Starting in 2008, SAHIE began utilizing the American Community Survey (ACS) as the base. For years prior to 2008, the SAHIE estimates utilized the Annual Social and Economic Supplement to the Current Population Survey (CPS ASEC). Other input data sources remain the same, as described further on this page.
The definitions of health insurance coverage differ between the two surveys. Insured was defined from the CPS ASEC as being covered SOME TIME during the past calendar year. The ACS health insurance question asks "Is this person CURRENTLY covered by [specifically stated] health insurance or health coverage plans?"
Due to these definitional differences, comparisons between 2008-2012 SAHIE estimates and earlier years are not recommended. Guidance on comparisons within SAHIE datasets is available.The remainder of this page provides a summary of the demographic and income model methodology used for the SAHIE estimates. Additional methodological detail is available at the below individual links. Technical papers that describe previous versions of the model are available on the Publications page.
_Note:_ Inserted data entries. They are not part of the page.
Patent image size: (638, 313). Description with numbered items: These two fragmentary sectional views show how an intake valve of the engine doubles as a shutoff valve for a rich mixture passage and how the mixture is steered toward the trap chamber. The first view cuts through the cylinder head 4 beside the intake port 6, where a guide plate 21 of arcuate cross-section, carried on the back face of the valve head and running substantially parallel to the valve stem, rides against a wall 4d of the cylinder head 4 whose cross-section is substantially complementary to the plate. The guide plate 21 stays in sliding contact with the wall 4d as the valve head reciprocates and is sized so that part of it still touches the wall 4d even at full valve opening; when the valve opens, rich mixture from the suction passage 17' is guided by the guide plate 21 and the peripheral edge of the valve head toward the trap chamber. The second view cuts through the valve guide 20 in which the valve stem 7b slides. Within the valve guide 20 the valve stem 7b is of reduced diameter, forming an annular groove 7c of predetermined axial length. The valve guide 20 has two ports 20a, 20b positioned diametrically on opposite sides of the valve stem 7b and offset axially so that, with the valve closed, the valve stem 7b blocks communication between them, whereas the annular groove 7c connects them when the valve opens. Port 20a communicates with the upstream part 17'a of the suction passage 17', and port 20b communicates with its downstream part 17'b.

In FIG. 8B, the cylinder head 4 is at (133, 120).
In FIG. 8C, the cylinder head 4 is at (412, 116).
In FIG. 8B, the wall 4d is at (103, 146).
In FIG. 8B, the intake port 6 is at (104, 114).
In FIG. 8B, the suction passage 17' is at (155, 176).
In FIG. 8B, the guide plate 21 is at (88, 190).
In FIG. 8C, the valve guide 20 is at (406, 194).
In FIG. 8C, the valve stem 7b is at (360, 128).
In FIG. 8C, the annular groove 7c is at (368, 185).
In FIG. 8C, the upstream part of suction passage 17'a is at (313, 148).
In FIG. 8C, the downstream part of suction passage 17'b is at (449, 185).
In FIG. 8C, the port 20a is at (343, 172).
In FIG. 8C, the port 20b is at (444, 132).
The SAHIE program produces model-based estimates of health insurance coverage for demographic groups within counties and states. We publish state estimates by sex (female, male, both), race/ethnicity (all races, non-Hispanic White, non-Hispanic Black, Hispanic), age (0-18, under 65, 18-64, 40-64, 50-64), and income. We publish county estimates by the same sex, age and income groups, but not by race. Income groups are defined by the income-to-poverty ratio (IPR) – the ratio of family income to the [appropriate] federal poverty level. We produce estimates for all incomes, and for the IPR groups: 0-138%, 0-200%, 0-250%, 0-400%, and, beginning in 2012, 138-400% IPR.
For estimation, SAHIE uses statistical models that combine survey data from the American Community Survey (ACS) with administrative records data and Census 2010 data. The models are "area-level" models because we use survey estimates and administrative data at certain levels of aggregation, rather than individual survey and administrative records. Our modeling approach is similar to that of common models developed for small area estimation, but with some additional complexities.
The published estimates are based on aggregates of modeled demographic groups. For states, we model at a base level defined by the full cross-classification of: four age groups, four race/ethnicity groups, both sexes, and five income groups. For counties, we model at a base level defined by the same age, sex, and income groups.
We use estimates from the Census Bureau’s Population Estimates Program for the population in groups defined for state by age by race/ethnicity by sex, and for county by age by sex. We treat these populations as known. Within each of these groups, the number with health insurance coverage in any of the income categories is given by that population multiplied by two unknown proportions to be estimated: the proportion in the income category and the proportion insured within that income category. The models have two largely distinct parts - an "income part" and an "insurance part" - that correspond to these proportions. We use survey estimates of the number in the income groups and of the proportion insured within those groups. We assume these survey estimates are unbiased and normally distributed. We also assume functional forms for the variances of the survey estimates that involve parameters that are estimated. We treat supplemental variables that predict one or both of the unknown income and insurance proportions in one of two ways:
Some of these variables are used as fixed predictors in a regression model. There is a regression component in both the income and insurance parts of the model. In each case, a transformation of the proportion is predicted by a linear combination of fixed predictors. Some of these predictors are categorical variables that define the demographic groups we model. Others are continuous. The continuous fixed predictors include variables regarding employment from the County Business Patterns data file, educational employment, and demographic population.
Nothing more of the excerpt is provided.